Burton sat for some time without reply. For a moment the strong wave of humanity which swept up from his heart and set his pulses leaping, set the music beating in the air, terrified him. Surely this could mean but one thing! He waited almost in agony for the thoughts which might fill his brain.
“Miss Cowper,” Mr. Bomford continued, “has been much upset since your hasty departure from Leagate. She is conscious of some mistake—some foolish speech.”
Burton drew a little sigh of relief. After all, what he had feared was not coming. He saw the flaw, he felt even now the revulsion of feeling with which her words had inspired him. Yet the other things remained. She was still wonderful. It was still she who was the presiding genius of that sentimental garden.

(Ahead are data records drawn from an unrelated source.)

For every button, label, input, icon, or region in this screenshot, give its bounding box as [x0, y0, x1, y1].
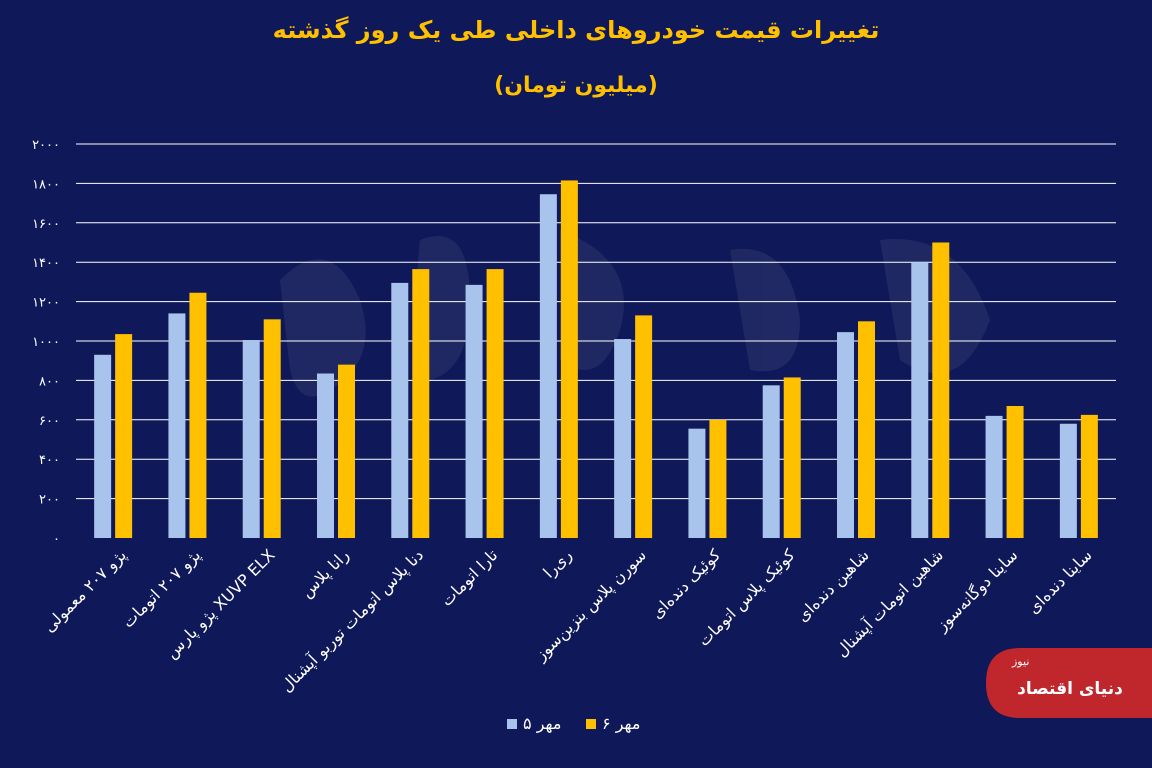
bar-series-0-cat-3	[317, 373, 334, 538]
legend-swatch-series-1	[586, 719, 596, 729]
bar-series-0-cat-0	[94, 354, 112, 538]
bar-series-0-cat-12	[985, 415, 1003, 538]
y-tick-label: ۱۸۰۰	[32, 177, 60, 192]
bar-series-1-cat-0	[115, 334, 133, 538]
y-tick-label: ۴۰۰	[39, 453, 60, 468]
bar-series-0-cat-13	[1059, 423, 1077, 538]
bar-series-1-cat-10	[858, 321, 875, 538]
bar-series-1-cat-13	[1080, 414, 1098, 538]
bar-series-1-cat-6	[560, 180, 578, 538]
bar-series-0-cat-6	[539, 194, 557, 539]
y-tick-label: ۰	[53, 532, 60, 547]
bar-series-0-cat-5	[465, 284, 483, 538]
y-tick-label: ۱۲۰۰	[32, 296, 60, 311]
bar-series-0-cat-9	[762, 385, 780, 538]
x-tick-label: تارا اتومات	[437, 545, 502, 610]
y-tick-label: ۱۶۰۰	[32, 217, 60, 232]
legend-label-series-1: ۶ مهر	[602, 714, 640, 734]
bar-series-0-cat-8	[688, 428, 706, 538]
chart-subtitle: (میلیون تومان)	[494, 73, 658, 98]
bar-series-0-cat-11	[911, 262, 929, 538]
x-tick-label: رانا پلاس	[297, 545, 354, 602]
bar-series-1-cat-4	[412, 269, 430, 538]
bar-series-0-cat-1	[168, 313, 186, 538]
bar-series-1-cat-3	[338, 364, 355, 538]
legend-label-series-0: ۵ مهر	[523, 714, 561, 734]
bar-series-0-cat-7	[614, 339, 632, 538]
bar-series-1-cat-8	[709, 419, 727, 538]
x-tick-label: شاهین دنده‌ای	[793, 545, 874, 626]
bars	[94, 180, 1098, 539]
logo-suffix: نیوز	[1011, 655, 1029, 668]
logo: نیوز دنیای اقتصاد	[986, 648, 1152, 718]
y-tick-label: ۱۰۰۰	[32, 335, 60, 350]
y-tick-label: ۲۰۰	[39, 493, 60, 508]
bar-series-1-cat-7	[635, 315, 653, 538]
bar-series-0-cat-10	[837, 332, 854, 538]
legend-swatch-series-0	[507, 719, 517, 729]
x-tick-label: ری‌را	[539, 545, 576, 582]
bar-series-0-cat-4	[391, 282, 409, 538]
x-tick-label: دنا پلاس اتومات توربو آپشنال	[277, 545, 428, 696]
bar-series-1-cat-1	[189, 292, 207, 538]
bar-series-1-cat-11	[932, 242, 950, 538]
logo-text: دنیای اقتصاد	[1017, 679, 1123, 699]
bar-series-1-cat-9	[783, 377, 801, 538]
bar-series-0-cat-2	[242, 340, 260, 538]
watermark	[280, 230, 990, 397]
bar-series-1-cat-5	[486, 269, 504, 538]
bar-series-1-cat-12	[1006, 406, 1024, 538]
legend: ۵ مهر ۶ مهر	[507, 714, 640, 734]
y-tick-label: ۸۰۰	[39, 374, 60, 389]
chart-title: تغییرات قیمت خودروهای داخلی طی یک روز گذ…	[273, 16, 880, 44]
x-tick-label: ساینا دنده‌ای	[1024, 545, 1096, 617]
bar-series-1-cat-2	[263, 319, 281, 538]
y-tick-label: ۶۰۰	[39, 414, 60, 429]
y-tick-label: ۲۰۰۰	[32, 138, 60, 153]
y-tick-label: ۱۴۰۰	[32, 256, 60, 271]
x-tick-label: کوئیک دنده‌ای	[647, 545, 725, 623]
x-tick-label: پژو ۲۰۷ معمولی	[39, 545, 130, 636]
y-axis: ۰ ۲۰۰ ۴۰۰ ۶۰۰ ۸۰۰ ۱۰۰۰ ۱۲۰۰ ۱۴۰۰ ۱۶۰۰ ۱۸۰۰ ۲۰۰۰	[32, 138, 60, 547]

“You are very kind,” he murmured.
“We shall expect you,” Mr. Bomford declared, “at a quarter past eight this evening.”
CHAPTER XXIII
Condemned!
To Burton, who was in those days an epicure in sensations, there was something almost ecstatic in the pleasure of that evening. They dined at a little round table in the most desirable corner of the room—the professor and Edith, Mr. Bomford and himself. The music of one of the most famous orchestras in Europe alternately swelled and died away, always with the background of that steady hum of cheerful conversation. It was his first experience of a restaurant de luxe. He looked about him in amazed wonder. He had expected to find himself in a palace of gilt, to find the prevailing note of the place an unrestrained and inartistic gorgeousness. He found instead that the decorations everywhere were of spotless white, the whole effect one of cultivated and restful harmony. The glass and linen on the table were perfect. There was nowhere the slightest evidence of any ostentation. Within a few feet of him, separated only by that little space of tablecloth and a great bowl of pink roses, sat Edith, dressed as he had never seen her before, a most becoming flush upon her cheeks, a new and softer brilliancy in her eyes, which seemed always to be seeking his. They drank champagne, to the taste and effects of which he was as yet unaccustomed. Burton felt its inspiring effect even though he himself drank little.
The conversation was always interesting. The professor talked of Assyria, and there was no man who had had stranger experiences. He talked with the eloquence and fervor of a man who speaks of things which have become a passion with him; so vividly, indeed, that more than once he seemed to carry his listeners with him, back through the ages, back into actual touch with the life of thousands of years ago, which he described with such full and picturesque detail. Not at any time during the dinner was the slightest allusion made to that last heated interview which had taken place between the three men. Even when they sat out in the palm court afterwards, and smoked and listened to the band and watched the people, Mr. Bomford only distantly alluded to it.